Steiner is also pushing for reforms to the agency’s pension and retiree health benefit calculations. He wants Congress to allow USPS to invest its retirement funds in assets beyond Treasury bills, potentially generating higher returns and reducing the long-term funding gap. 

Workers’ compensation reform is another priority, with the USPS Inspector General estimating the agency could have saved more than $692 million over two years by adopting private-sector best practices for managing claims.

How to prepare if USPS services shrink or costs rise further

You may not be able to control what Congress does, but you can take steps now to reduce the impact of potential USPS disruptions on your household finances and daily routines.

Practical steps worth considering in light of USPS service changes:

  • Switch bill payments and bank statements to electronic delivery if you have not already done so, reducing your reliance on first-class mail.
  • Stock up on Forever stamps at the current 78-cent price before the next mid-2026 increase takes effect, since Forever stamps never expire.
  • Compare USPS shipping rates with UPS, FedEx, and regional carriers before sending packages, especially as the proposed 8% surcharge nears approval.
  • Sign up for USPS Informed Delivery, a free service that emails you images of incoming mail each morning so you know what to expect.
  • If you run a small business that relies on USPS for shipping, explore backup carriers now rather than scrambling if delivery days are reduced.

USPS is also betting on last-mile shipping deals to generate new revenue

The Postal Service is not relying entirely on Congress for a rescue. USPS recently began accepting bids from large and small businesses for special shipping rates on its nationwide last-mile delivery network. The idea is to leverage USPS’s unmatched reach, since no private carrier delivers to every address in the country, to attract commercial shipping volume.

Some industry analysts warn that this strategy carries risk. If USPS aggressively undercuts competitors on pricing, it could push major shippers like Amazon to invest in their own delivery infrastructure rather than continue to rely on the Postal Service. That outcome would further destabilize an agency already operating on razor-thin margins, NPR noted.
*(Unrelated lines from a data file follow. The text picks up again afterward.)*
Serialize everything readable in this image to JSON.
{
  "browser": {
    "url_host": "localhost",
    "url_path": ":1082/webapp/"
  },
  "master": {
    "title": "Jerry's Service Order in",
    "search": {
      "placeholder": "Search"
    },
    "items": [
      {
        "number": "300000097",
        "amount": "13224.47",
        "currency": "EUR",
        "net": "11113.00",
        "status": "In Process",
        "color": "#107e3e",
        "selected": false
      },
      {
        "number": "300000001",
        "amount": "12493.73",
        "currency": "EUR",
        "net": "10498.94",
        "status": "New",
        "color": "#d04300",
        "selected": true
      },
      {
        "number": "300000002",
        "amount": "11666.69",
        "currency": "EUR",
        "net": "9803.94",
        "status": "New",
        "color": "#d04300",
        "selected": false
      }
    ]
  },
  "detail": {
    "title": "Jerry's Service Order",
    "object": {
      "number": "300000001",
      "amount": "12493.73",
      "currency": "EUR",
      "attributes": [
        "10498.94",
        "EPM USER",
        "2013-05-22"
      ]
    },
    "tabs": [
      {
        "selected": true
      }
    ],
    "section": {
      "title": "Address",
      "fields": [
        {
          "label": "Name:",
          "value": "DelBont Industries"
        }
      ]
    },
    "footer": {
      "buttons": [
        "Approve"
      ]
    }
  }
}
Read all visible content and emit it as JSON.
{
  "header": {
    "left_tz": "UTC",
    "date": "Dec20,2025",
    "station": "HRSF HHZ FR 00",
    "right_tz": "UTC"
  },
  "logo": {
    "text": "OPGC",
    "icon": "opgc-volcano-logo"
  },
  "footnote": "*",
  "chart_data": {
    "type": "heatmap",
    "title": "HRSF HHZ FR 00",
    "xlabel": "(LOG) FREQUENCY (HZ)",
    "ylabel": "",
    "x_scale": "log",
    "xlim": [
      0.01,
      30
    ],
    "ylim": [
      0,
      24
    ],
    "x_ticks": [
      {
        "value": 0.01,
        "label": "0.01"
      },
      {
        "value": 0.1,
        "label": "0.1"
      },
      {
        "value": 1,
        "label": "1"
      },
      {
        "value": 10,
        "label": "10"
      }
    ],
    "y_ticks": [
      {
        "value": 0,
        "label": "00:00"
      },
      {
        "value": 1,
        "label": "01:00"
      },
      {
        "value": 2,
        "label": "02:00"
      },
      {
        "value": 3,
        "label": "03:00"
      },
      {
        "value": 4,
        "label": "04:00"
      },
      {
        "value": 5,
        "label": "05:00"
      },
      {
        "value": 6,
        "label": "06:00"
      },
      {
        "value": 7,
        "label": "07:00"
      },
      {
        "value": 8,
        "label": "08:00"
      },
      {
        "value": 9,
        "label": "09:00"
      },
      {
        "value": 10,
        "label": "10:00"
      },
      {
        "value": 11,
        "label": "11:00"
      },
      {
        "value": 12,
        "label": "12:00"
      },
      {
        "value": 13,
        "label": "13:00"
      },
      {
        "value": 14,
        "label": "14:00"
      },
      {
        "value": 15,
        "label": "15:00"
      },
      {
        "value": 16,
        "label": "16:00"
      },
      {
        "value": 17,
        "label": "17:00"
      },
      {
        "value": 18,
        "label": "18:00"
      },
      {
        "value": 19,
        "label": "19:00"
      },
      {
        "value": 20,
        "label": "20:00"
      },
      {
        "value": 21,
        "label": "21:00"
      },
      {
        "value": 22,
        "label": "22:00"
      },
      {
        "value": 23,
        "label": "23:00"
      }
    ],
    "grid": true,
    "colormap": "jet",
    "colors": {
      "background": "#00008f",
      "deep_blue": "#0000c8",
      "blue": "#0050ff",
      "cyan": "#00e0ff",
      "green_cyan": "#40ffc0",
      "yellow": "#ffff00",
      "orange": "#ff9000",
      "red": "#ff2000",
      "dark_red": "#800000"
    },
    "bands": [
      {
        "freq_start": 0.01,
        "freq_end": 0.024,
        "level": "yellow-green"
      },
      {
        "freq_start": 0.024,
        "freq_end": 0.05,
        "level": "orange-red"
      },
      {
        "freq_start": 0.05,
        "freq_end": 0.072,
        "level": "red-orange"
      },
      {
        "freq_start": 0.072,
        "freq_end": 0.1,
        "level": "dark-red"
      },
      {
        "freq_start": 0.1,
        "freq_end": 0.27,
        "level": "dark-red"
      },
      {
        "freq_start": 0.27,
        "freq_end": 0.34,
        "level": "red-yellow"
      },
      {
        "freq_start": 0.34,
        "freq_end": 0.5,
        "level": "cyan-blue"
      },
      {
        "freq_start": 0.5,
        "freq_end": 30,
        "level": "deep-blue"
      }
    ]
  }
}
What happens next for USPS depends on how Washington treats this 

Kevin Kosar, a senior fellow at the American Enterprise Institute who studies postal policy, told NerdWallet that Congress may simply do nothing. Lawmakers have a crowded legislative agenda, and postal reform rarely generates the urgency needed to move quickly on Capitol Hill.

The Government Accountability Office has weighed in as well, noting that Congress must decide what level of postal service the nation actually requires and find a balanced way to pay for it. That conversation has been deferred for years, and USPS’s cash runway is now measured in months rather than years.

Amber McReynolds, who chairs the USPS Board of Governors, said in a February public meeting that “policymakers must act urgently to address the structural and statutory cost pressures that continue to weigh heavily on our financial future.” The urgency in that language reflects a real deadline that is approaching fast.

For you, the bottom line is straightforward. Whether through higher stamp prices, fewer delivery days, closed post offices, or some combination of all three, the way you interact with USPS is almost certainly going to change.

Preparing now gives you options. Waiting until the crisis hits does not.